Move Forward deputy leader Sirikanya Tansakul said on Thursday that her party needs the speakership to push through its 45 draft bills relating to its campaign promises, as well as the party’s plan to push for constitutional amendments to restore democracy.

She said Move Forward would not resort to backstabbing its coalition partners and would deal with any differences between them directly and honestly.

Senior Pheu Thai members have publicly rebuked Move Forward’s argument that the political party that wins the most MP seats should get both the premiership and speakership.

Coalition partners earlier agreed to “fairly allocate the positions” between the two largest parties, Pheu Thai said on its Facebook page on Friday.
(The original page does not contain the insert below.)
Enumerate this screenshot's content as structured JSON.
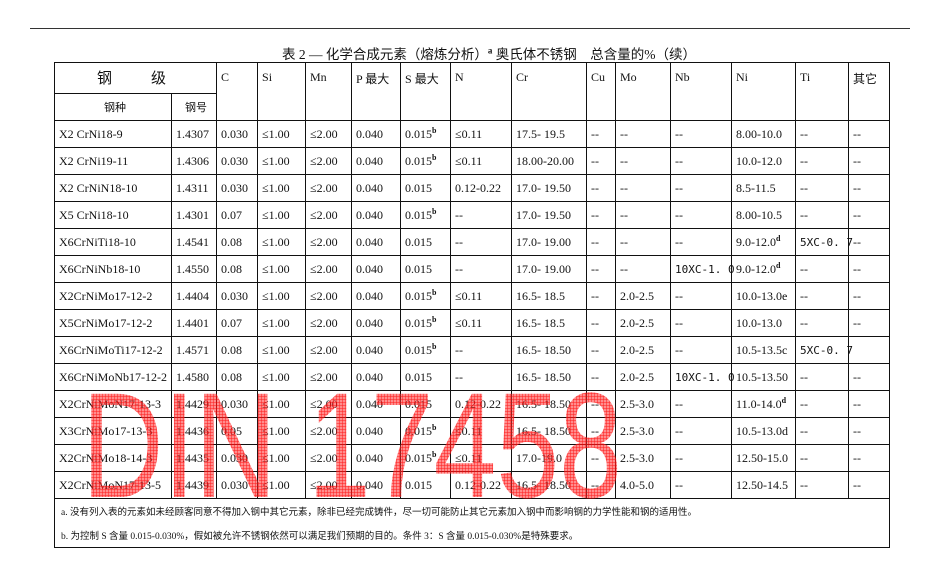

It also disputed Move Forward’s argument that after Pheu Thai won past elections, it always took selected the prime minister and House speaker without allowing the second-largest coalition party to get the speakership.

Pheu Thai took both posts because it won absolute majorities in the House of Representatives, it noted in the Facebook post.
Although Move Forward won the most seats in the Lower House, its total was far below a majority.

In the Facebook post, Pheu Thai also asked an unnamed coalition partner to “avoid employing supporters to pressure” for their demands to be met.

Move Forward supporters have campaigned heavily on social media for an MP from their party to be elected the next House speaker.

Pheu Thai also called for mutual trust among coalition partners to ensure that they would together “complete the mission given by voters for the maximum benefit of the country”.

Pheu Thai also disputed Move Forward’s plan to use its House speaker to push its agenda, saying the House speaker “shall be impartial in the performance of duties”, the post said, echoing the Constitution.

The spat over who controls the legislature’s most important position reflects the fragility of the newly formed coalition that says it aims to transform Thailand, analysts say.